Killian & Company have a fascinating opinion piece about the public's attention span and what it means to marketers which I think can also hold true for training and development individual. The article, The Post-Literate Era: Planning Around Short Attention Spans, when viewed in the perspective of learning initiatives would seem to argue against the lengthy (read 60 minutes or more) elearning initiative.
Brand holders need to be aware of the implications of this phenomenon, including such practical applications as starting a White Paper with a paragraph that consists of one short simple declarative sentence. Welcome to the Post-Literate Era – a period which began decades ago but which has gained momentum in the 21st century. The evidence is everywhere: we can even draw the graph of sustained attention, from a 19th-century reader willing to read David Copperfield over several weeks, to long-copy magazine ads of our grandparents' generation, to today's web pages that are given 4.5 seconds to show themselves relevant.

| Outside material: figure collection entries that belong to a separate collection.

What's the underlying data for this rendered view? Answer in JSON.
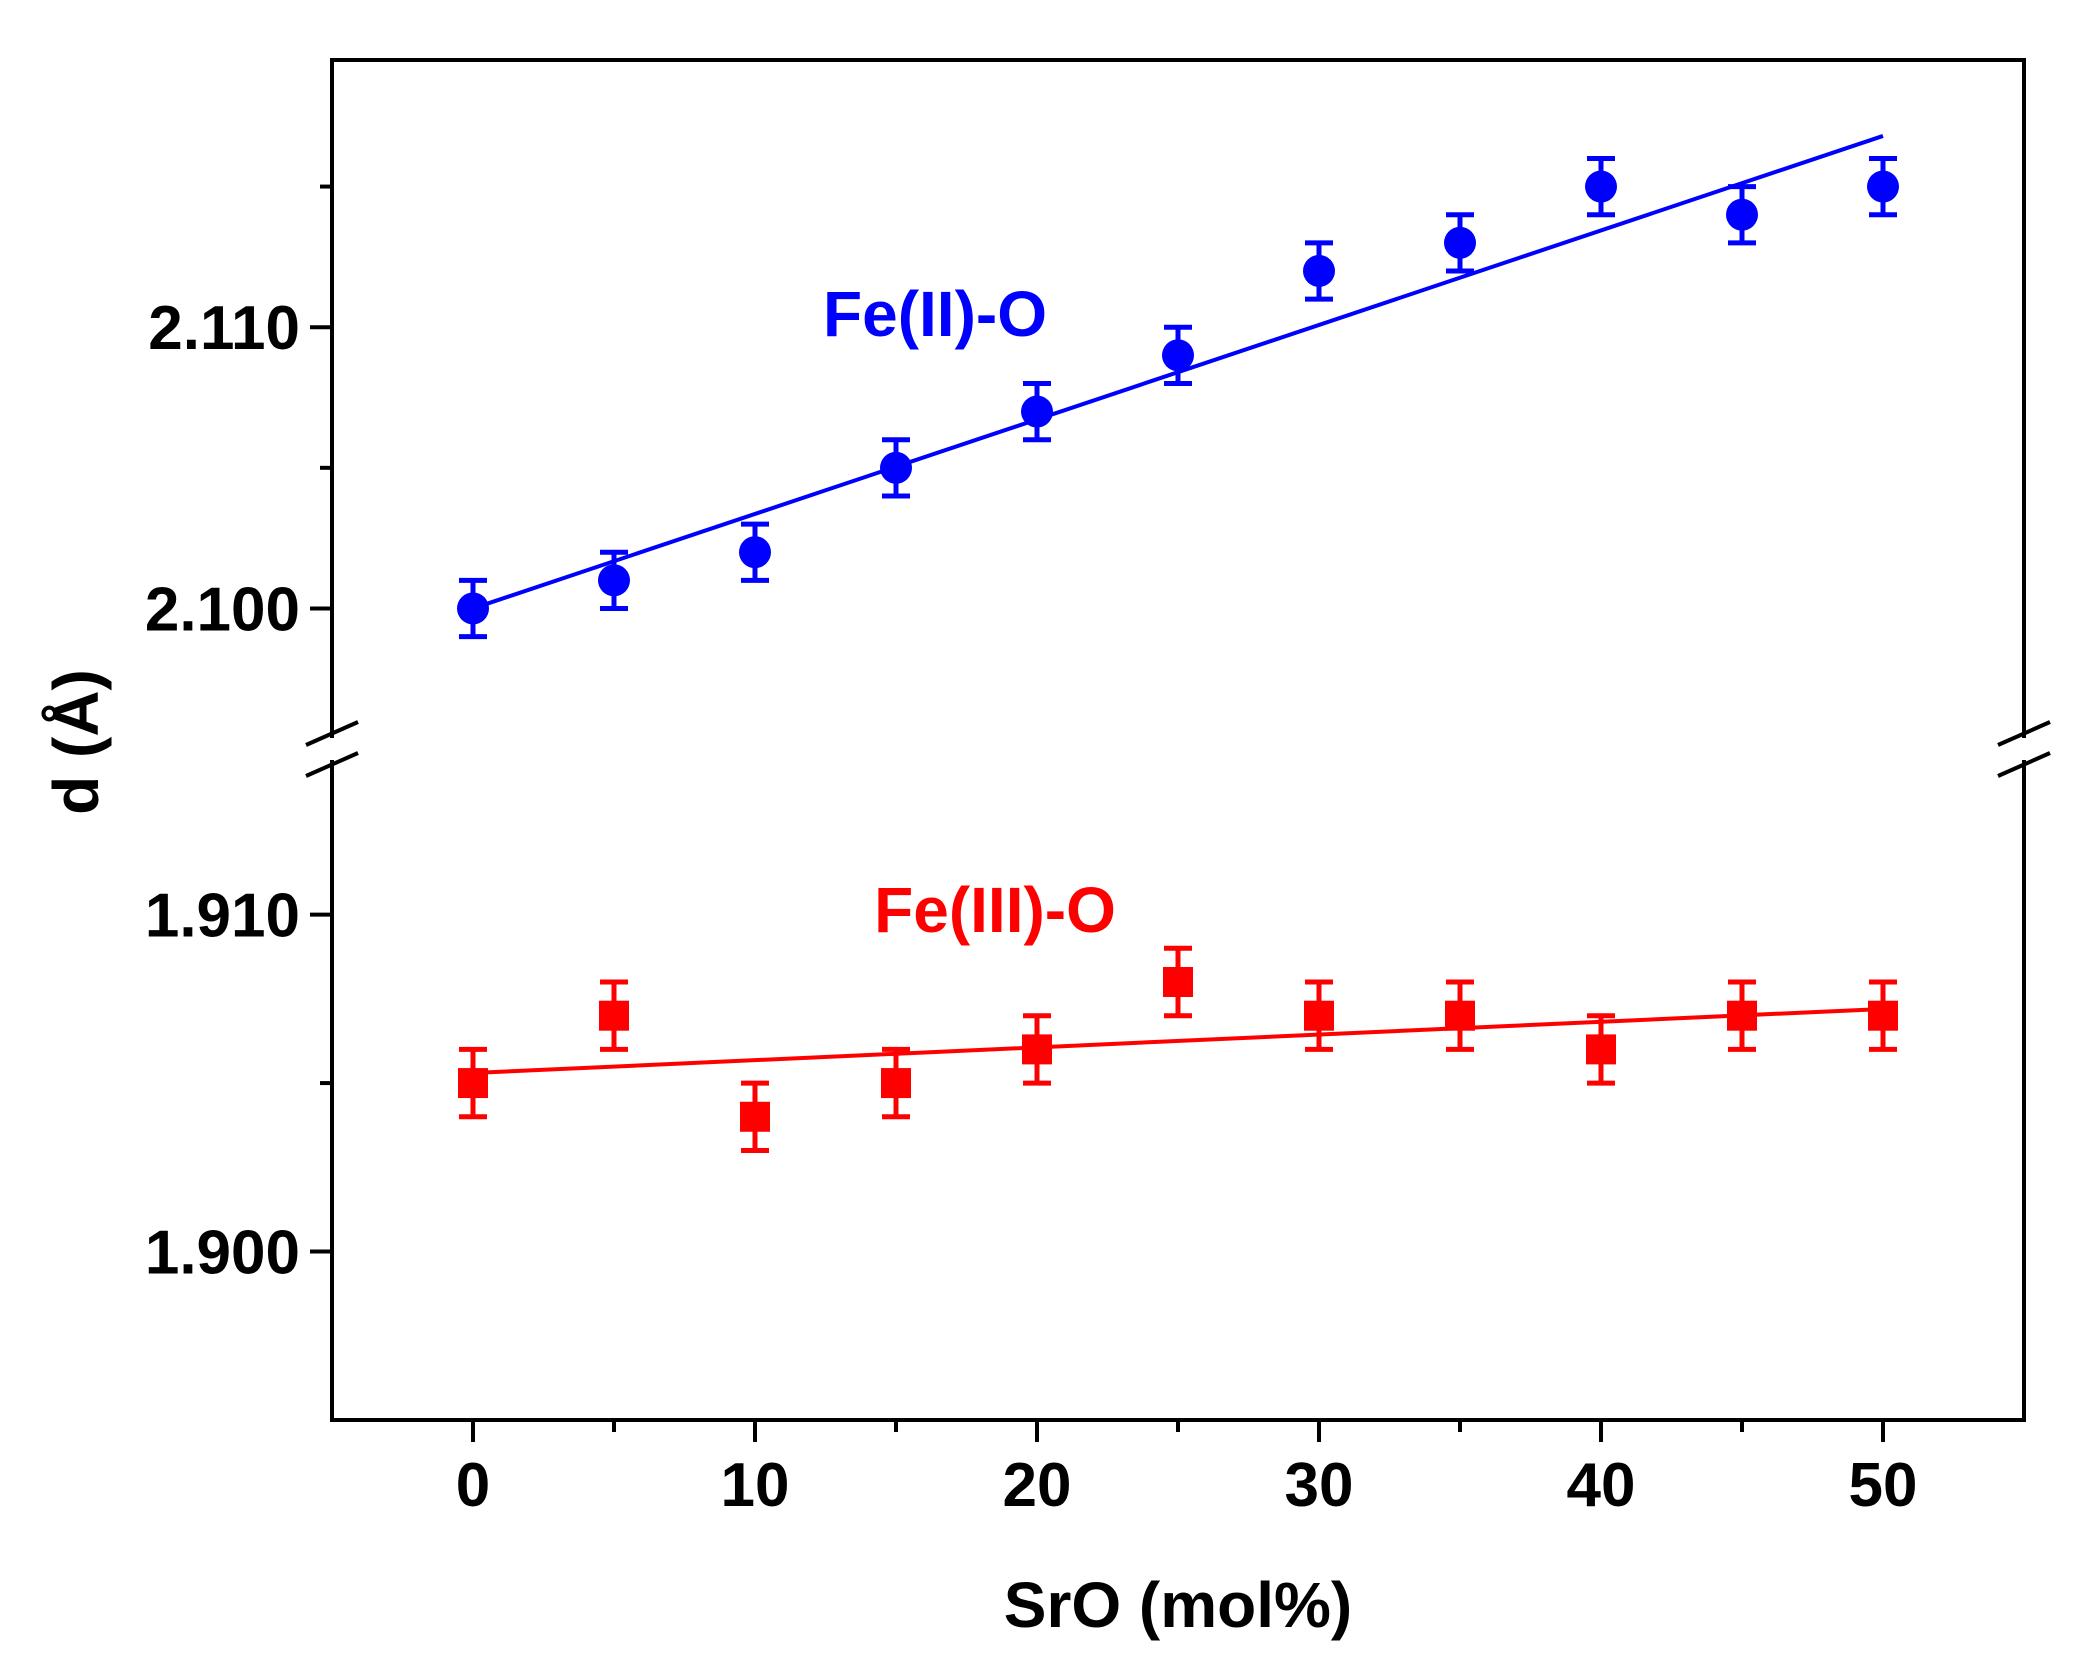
{
  "chart_data": {
    "type": "scatter",
    "title": "",
    "xlabel": "SrO (mol%)",
    "ylabel": "d (Å)",
    "xlim": [
      -5,
      55
    ],
    "x_ticks": [
      0,
      10,
      20,
      30,
      40,
      50
    ],
    "x_tick_labels": [
      "0",
      "10",
      "20",
      "30",
      "40",
      "50"
    ],
    "x_minor_ticks": [
      5,
      15,
      25,
      35,
      45
    ],
    "axis_break": true,
    "upper_panel": {
      "ylim": [
        2.0955,
        2.1195
      ],
      "y_ticks": [
        2.1,
        2.11
      ],
      "y_tick_labels": [
        "2.100",
        "2.110"
      ],
      "y_minor_ticks": [
        2.105,
        2.115
      ]
    },
    "lower_panel": {
      "ylim": [
        1.895,
        1.9145
      ],
      "y_ticks": [
        1.9,
        1.91
      ],
      "y_tick_labels": [
        "1.900",
        "1.910"
      ],
      "y_minor_ticks": [
        1.905
      ]
    },
    "series": [
      {
        "name": "Fe(II)-O",
        "label": "Fe(II)-O",
        "panel": "upper",
        "marker": "circle",
        "color": "#0000FF",
        "x": [
          0,
          5,
          10,
          15,
          20,
          25,
          30,
          35,
          40,
          45,
          50
        ],
        "y": [
          2.1,
          2.101,
          2.102,
          2.105,
          2.107,
          2.109,
          2.112,
          2.113,
          2.115,
          2.114,
          2.115
        ],
        "error": 0.001,
        "fit": {
          "x": [
            0,
            50
          ],
          "y": [
            2.1,
            2.1168
          ]
        }
      },
      {
        "name": "Fe(III)-O",
        "label": "Fe(III)-O",
        "panel": "lower",
        "marker": "square",
        "color": "#FF0000",
        "x": [
          0,
          5,
          10,
          15,
          20,
          25,
          30,
          35,
          40,
          45,
          50
        ],
        "y": [
          1.905,
          1.907,
          1.904,
          1.905,
          1.906,
          1.908,
          1.907,
          1.907,
          1.906,
          1.907,
          1.907
        ],
        "error": 0.001,
        "fit": {
          "x": [
            0,
            50
          ],
          "y": [
            1.9053,
            1.9072
          ]
        }
      }
    ]
  }
}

As an avid reader my initial response is to rail against this apparent turn of events, but, being a reader, I continued on from the initial proposition and found some guidance, guidance that had been fermenting in my brain already.
In today's age learning content can no longer be just facts on a page. They must be engaging which requires strong storytelling. Now this is nothing new and I've heard it said before the advent of shorter attention spans that successful learning events need to engage the learner, but I think this concept has often been given lip service while the focus of most learning is on how to save dollars by using software that will allow rapid development of e-learning courseware by the subject matter experts who know their materials. Unfortunately the subject matter expert may not be the best story teller.
Nobility, elected officials, and celebrities know that while they may be good at what they do, they may not be the best at telling their own stories. So they hire writers to tell their stories for them. Likewise the training industry sprang up to tell the stories of subject matter experts. I think as an industry we need to reflect on how we tell these stories and remodel them to reflect how society wants to absorb these stories.
Hour-long clicking of Next buttons to read course content and maybe see an animation or two will no longer work. We have to streamline presentations to be absorbed in smaller chunks and can be developed and delivered in multiple means: on-line courseware chunked into small (10 screens and no more) sections that can stand on their own; audio podcasts using narration developed for the courseware; transcripts of the podcasts for reading; online forums in which people can discuss the matter with one another.
It's a new age and we need to start thinking in terms of how our customers want to consume our product rather than force customers to try and swallow what we produce.